The OIG also made some significant changes that will provide additional flexibility in health care contracts. Most significantly, the personal services and management contracts safe harbor to the AKS no longer requires that the aggregate payment for services be set in advance. Like the corresponding Stark exception, the revised safe harbor will only require the payment methodology to be set in advance. In addition, the safe harbor will no longer require that part-time arrangements have a schedule of services specified in the agreement, allowing parties greater flexibility to schedule services as needed. Finally, the safe harbor will now protect certain outcome-based payment arrangements.

The CMS rules clarified several definitions that occur throughout the Stark rules, including three key terms: commercial reasonableness; fair market value; and the volume or value and other business generated standard. With respect to commercial reasonableness, CMS added a definition of “commercially reasonable” that specifically states that an arrangement can be commercially reasonable even if it does not result in profit for one or more of the parties. This answers the long-standing question of whether a Stark violation occurs simply because a hospital loses money on a physician practice it owns. Rather than looking only at profit, CMS advises parties to focus on whether the arrangement furthers a legitimate business purpose of the parties and is sensible given the circumstances.

“Fair market value” is now defined as “the value in an arm’s-length transaction, consistent with the general market value of the subject transaction.” “General market value” is defined within the context of the subject transaction– that is, asset purchases, compensation for services and rental of equipment or office space. The preamble to the new Stark rules clarifies that the requirement that compensation not take the volume or value of referrals or other business generated by the physician into account is not part of the definition of “fair market value,” but rather a separate and distinct requirement. This standard is violated only when the compensation formula directly takes into account, and varies with, the volume or value of referrals or other business generated between the parties.

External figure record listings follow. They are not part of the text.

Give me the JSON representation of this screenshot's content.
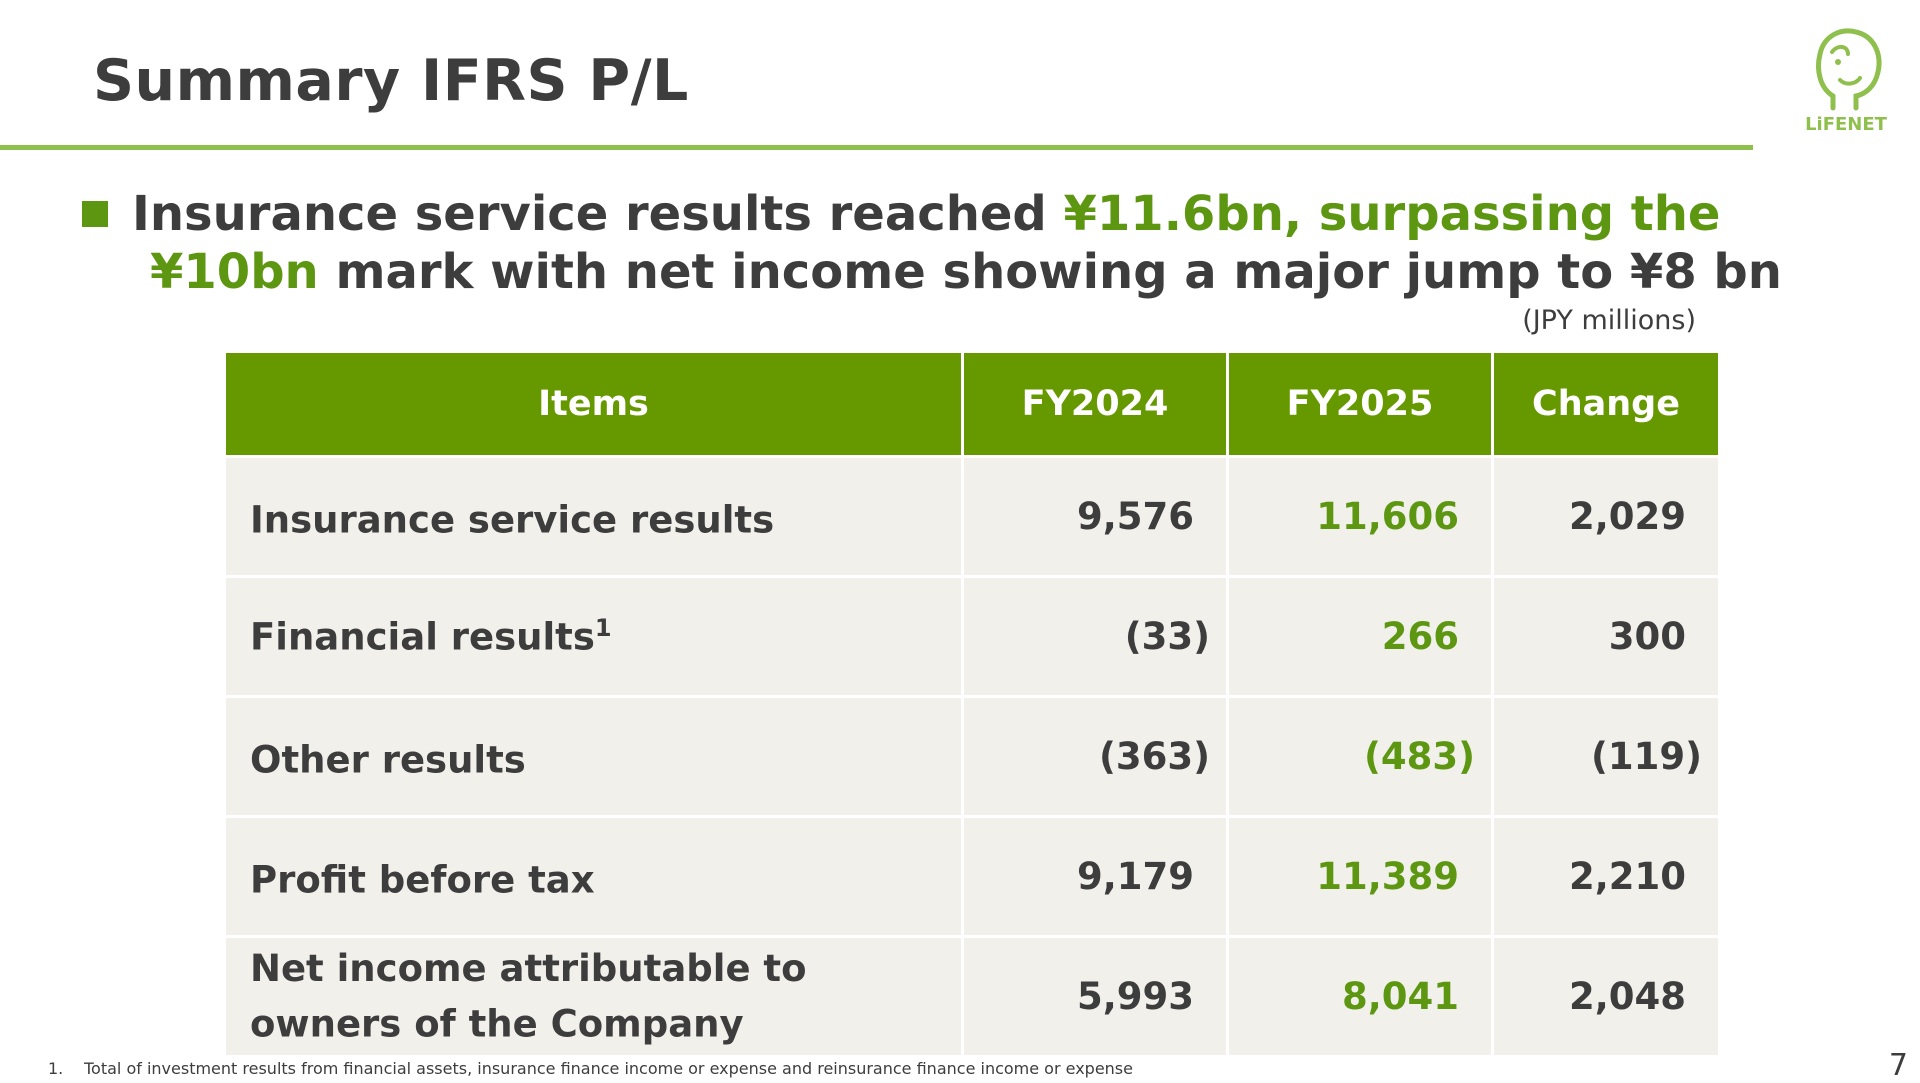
{
  "slide": {
    "title": "Summary IFRS P/L",
    "logo_text": "LiFENET",
    "headline": {
      "line1_pre": "Insurance service results reached ",
      "line1_highlight": "¥11.6bn, surpassing the",
      "line2_highlight": "¥10bn",
      "line2_post": " mark with net income showing a major jump to ¥8 bn"
    },
    "unit_note": "(JPY millions)",
    "page_number": "7"
  },
  "table": {
    "headers": [
      "Items",
      "FY2024",
      "FY2025",
      "Change"
    ],
    "rows": [
      {
        "item": "Insurance service results",
        "sup": "",
        "fy2024": "9,576",
        "fy2025": "11,606",
        "change": "2,029"
      },
      {
        "item": "Financial results",
        "sup": "1",
        "fy2024": "(33)",
        "fy2025": "266",
        "change": "300"
      },
      {
        "item": "Other results",
        "sup": "",
        "fy2024": "(363)",
        "fy2025": "(483)",
        "change": "(119)"
      },
      {
        "item": "Profit before tax",
        "sup": "",
        "fy2024": "9,179",
        "fy2025": "11,389",
        "change": "2,210"
      },
      {
        "item": "Net income attributable to owners of the Company",
        "sup": "",
        "fy2024": "5,993",
        "fy2025": "8,041",
        "change": "2,048"
      }
    ]
  },
  "footnote": {
    "number": "1.",
    "text": "Total of investment results from financial assets, insurance finance income or expense and reinsurance finance income or expense"
  },
  "colors": {
    "accent_green": "#669900",
    "text_green": "#5d9712",
    "rule_green": "#8fbf4d",
    "cell_bg": "#f1f0eb"
  }
}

Other provisions of the new Stark rules provide greater flexibility for providers. For example, hospitals and physicians can commence arrangements without a previously signed agreement if the parties document and sign an agreement within 90 days. In the interim, however, all other elements for meeting the relevant compensation exception must be met. Such agreements can be signed using electronic signatures that are valid under state and federal law. Perhaps more importantly, CMS revised the Stark rules so that compensation may be changed prospectively at any time during the course of an arrangement. Previously, compensation could only be changed after the initial twelve-month term of an agreement.

These CMS and OIG rules, which are effective January 19, 2021, represent the first major changes to the Stark Law and AKS in years. Health care lawyers will spend the holidays digesting these complex rules and their implications. When structuring arrangements in the new year, providers will want to consult with qualified legal counsel to determine how these changes will affect their financial arrangements.